Certificate audit
SSL Certificate Checker
Verify certificate validity, expiration, issuer, SANs and negotiated TLS details for any host.
How to use the SSL certificate checker
- Enter a hostname (port 443 implied unless your stack uses a custom TLS port documented in your runbook). The tool opens a TLS connection and retrieves the presented certificate chain — no browser padlock UI required.
- Review subject, issuer, validity dates, SAN list, chain completeness, and negotiated TLS version. Missing intermediates show up as shortened chains that fail on strict clients even when Chrome appears fine.
- Compare SAN coverage with the URL users actually visit — apex vs www, staging subdomains, and API hosts each need explicit names or wildcards. Copy chain details into renewal tickets or compliance packets.
- Re-check after DNS cutovers using DNS Checker first — pointing at the wrong IP makes SSL checks diagnose the wrong server. Recent lookups stay in local browser history; DN01 does not operate a certificate transparency search engine or multi-year expiry dashboard unless you automate via API.
SSL certificate fields explained
TLS certificates bind identities to public keys. The table maps common fields to operator questions during renewals, migrations, and incident response. Certificate validity does not prove site safety — a phishing domain can obtain DV certs. Pair SSL results with WHOIS age, HTTP security headers, and DNS Checker records before trusting a host.

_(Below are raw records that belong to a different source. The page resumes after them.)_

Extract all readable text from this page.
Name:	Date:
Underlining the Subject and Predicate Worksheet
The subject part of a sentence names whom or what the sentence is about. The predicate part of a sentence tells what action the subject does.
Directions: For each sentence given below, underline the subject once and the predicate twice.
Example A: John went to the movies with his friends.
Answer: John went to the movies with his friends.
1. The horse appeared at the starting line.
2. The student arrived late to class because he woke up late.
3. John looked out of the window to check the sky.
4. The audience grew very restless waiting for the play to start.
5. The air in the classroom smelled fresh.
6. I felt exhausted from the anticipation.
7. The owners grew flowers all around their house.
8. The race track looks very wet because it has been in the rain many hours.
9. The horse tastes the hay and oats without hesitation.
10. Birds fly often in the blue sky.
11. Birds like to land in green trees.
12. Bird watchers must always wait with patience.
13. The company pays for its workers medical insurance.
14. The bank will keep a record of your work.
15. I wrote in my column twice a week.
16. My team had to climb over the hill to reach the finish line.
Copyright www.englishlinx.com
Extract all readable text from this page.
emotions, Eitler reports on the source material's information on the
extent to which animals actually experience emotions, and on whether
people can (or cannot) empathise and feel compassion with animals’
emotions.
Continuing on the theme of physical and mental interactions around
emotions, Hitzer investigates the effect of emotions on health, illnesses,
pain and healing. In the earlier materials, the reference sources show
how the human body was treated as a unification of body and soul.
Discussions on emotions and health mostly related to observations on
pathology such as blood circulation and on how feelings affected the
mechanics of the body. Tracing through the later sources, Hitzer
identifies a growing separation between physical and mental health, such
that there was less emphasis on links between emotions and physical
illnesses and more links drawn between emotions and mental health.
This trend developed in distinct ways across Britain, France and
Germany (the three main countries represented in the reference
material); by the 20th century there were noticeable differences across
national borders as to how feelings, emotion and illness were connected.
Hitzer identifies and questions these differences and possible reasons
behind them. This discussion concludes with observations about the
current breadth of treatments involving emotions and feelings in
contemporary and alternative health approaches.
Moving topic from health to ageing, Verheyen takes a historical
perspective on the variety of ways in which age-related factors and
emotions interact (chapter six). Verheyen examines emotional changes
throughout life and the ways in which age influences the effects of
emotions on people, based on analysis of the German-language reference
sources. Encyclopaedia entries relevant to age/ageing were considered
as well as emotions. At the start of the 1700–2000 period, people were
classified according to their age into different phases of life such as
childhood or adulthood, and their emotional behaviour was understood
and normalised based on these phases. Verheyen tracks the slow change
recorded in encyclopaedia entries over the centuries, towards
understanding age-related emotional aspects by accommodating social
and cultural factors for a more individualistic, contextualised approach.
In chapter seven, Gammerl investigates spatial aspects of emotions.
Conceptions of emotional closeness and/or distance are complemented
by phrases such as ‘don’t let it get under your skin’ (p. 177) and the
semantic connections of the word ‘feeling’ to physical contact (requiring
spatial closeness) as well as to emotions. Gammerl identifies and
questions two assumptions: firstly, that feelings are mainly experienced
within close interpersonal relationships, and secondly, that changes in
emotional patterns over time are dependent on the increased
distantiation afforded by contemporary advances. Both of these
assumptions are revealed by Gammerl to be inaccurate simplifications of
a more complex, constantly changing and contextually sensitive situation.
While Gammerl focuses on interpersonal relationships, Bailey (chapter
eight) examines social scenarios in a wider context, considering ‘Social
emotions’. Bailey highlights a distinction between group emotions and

| Field | What to verify | Typical value |
|---|---|---|
| Subject / CN | Primary hostname on the certificate | CN=www.example.com |
| SAN | All hostnames covered by the cert | example.com, www.example.com |
| Issuer | Certificate authority that signed the leaf | Let's Encrypt R3 |
| Valid from / to | Not-before and not-after window | 2025-01-01 — 2025-04-01 |
| Chain | Intermediate certs between leaf and trust store | Leaf → R3 → ISRG Root X1 |
| TLS version | Negotiated protocol with the host | TLS 1.3 |
| Signature algorithm | Hash and key type for the leaf | ECDSA with SHA-256 |
| Serial | Unique cert identifier for revocation lookups | 03:ab:cd:... |
| OCSP / CRL | Revocation mechanism hints | OCSP stapling if configured |
When to run an SSL certificate check
Run before and after renewals, CA migrations, or Let's Encrypt rate-limit incidents. Expiry within thirty days should trigger automation or manual reissue — the checker reads live not-after dates from the wire, not calendar reminders in your inbox.
After CDN or origin moves, confirm the new edge presents the intended cert SAN list. Customers hitting www while the cert covers only apex (or reverse) see browser warnings despite «working» curl from ops laptops with Host header tricks.
Chain completeness issues surface as Android or Java failures while desktop Safari succeeds. Inspect intermediate certificates in the checker output and install the CA bundle your provider documents. DIG on CAA before blaming the CA — restrictive CAA blocks issuance silently until DNS fixes land.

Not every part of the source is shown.